UKRAINE. TRAVEL. ABANDONED
It’s All That Will Remain After us
Sometimes the ground slips from under our feet
The oldest travel I want to talk about will be the most sorrowful at once. The long past day, June 13, 2010, there was planned blasting works on Orgonikidze mine in Kryvyi Rih, my native city. And something went wrong. After the explosion, a few hectares of territory between the mine and a village collapsed down.
The victim territory had long been uninhabited, so only a few small, mostly abandoned enterprises were located there. One person perished officially.
There are two satellite maps for comparison, of 2011 and 2015.
The chasm got the greatest depth from the southern side; it is about 80 meters. The rest was stretched toward it like some tablecloth. The small crater on the north appeared two years later (it’s absent on the first shot), but the surface literally went down before that. It was decided to close a road west from the chasm, which buses had gone to the village.
During some time, this place was guarded. Later it was given up, of course. A barbed-wire fence was stolen to scrap metal or for someone’s cottages. Bikers, bicyclists, and pedestrians began to use the dangerous road again. And I, with my friend, decided to explore exactly the abyss.
We started by a former road from the village to the mine. Well as, road… Something remained after it.
Once, there was a post office on the right. Currently, all this even isn’t visible, littered with garbage.
The asphalt was broken like dry cookies. I’m sorry for the low-quality part of the photos. My photography skills ten years ago left much to be desired. But without these snapshots, I have no chances to tell and show all I want.
There were mass graves after the post office. And no, I didn’t flood the horizon. The trees are inclined, really.
A sad soldier was still standing at that moment. I remember politicians celebrated the 65th Victory Day in a big way, but at the same moment, this place was absolutely forgotten. The relics of two USSR heroes were exhumed, but the rest, about 600 dead soldiers, are still here.
“Small” cracks on the road.
Turned right. This road had gone to Kolachevskyi’s park abandoned in the eighties and now is going into the chasm’s depth.
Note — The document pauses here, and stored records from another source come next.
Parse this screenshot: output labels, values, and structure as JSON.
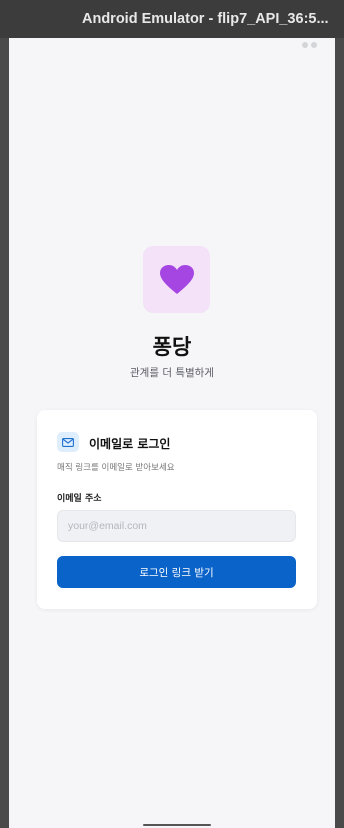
{
  "window": {
    "title": "Android Emulator - flip7_API_36:5..."
  },
  "app": {
    "name": "퐁당",
    "tagline": "관계를 더 특별하게",
    "logo_icon": "heart-icon",
    "logo_color": "#a646e2",
    "logo_bg": "#f3e2f8"
  },
  "login_card": {
    "title": "이메일로 로그인",
    "description": "매직 링크를 이메일로 받아보세요",
    "email_label": "이메일 주소",
    "email_value": "",
    "email_placeholder": "your@email.com",
    "submit_label": "로그인 링크 받기",
    "mail_icon": "mail-icon",
    "accent_color": "#0a63c9"
  }
}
The road to the mine had turned left.
On the edge of the cliff, the ventilation shaft buildings remained standing.
Roads of my childhood. I never thought that returning to them would be such an extreme.
All the riches of Kryvyi Rih subsoils in a vertical incision.
The abyss bottom was all covered by stems of dead trees stiffened in unnatural positions.
On the most profound point, there was wet, cold, and dark, even on a warm, dry day.
Got back by the west slope.
The last mine buildings are visible on the opposite side.
Though the slope looks easy from afar, sometimes we should move on all fours. Or at least with the help of this improvised rope.
The ruins right under the mine are leftovers of Kolachevskyi’s power plant.
The ventilation shaft up close. Most likely, it is now destroyed by marauders.
There used to be parking in this place, that’s why there is so much asphalt.
The view from a former road (facing north):
The mine:
I took this photo the next spring. Cracks on the ground are well visible through the low grass:
It is worth mentioning about Kolachevskyi’s park. The park was wonderful, according to retellings. Nowadays, it is joined with the surrounding forest, and in general, the part of it has collapsed down. Exactly in that place where the biggest depth is. It’s impossible to convey impressions of being on the very edge.
And a ruin that had been the fountain before. Anyway, I loved this place even in its current condition. Later, police began to arrange raids against addicts and caught me together. So I’ve stopped going here after it.
That’s what this fountain looked like in 1954:
Maybe once in the future, I’ll publish more photos from different years to show how this place changed in dynamic, but not today. Now I’m leaving it forever, again. But some part of my soul forever will remain there.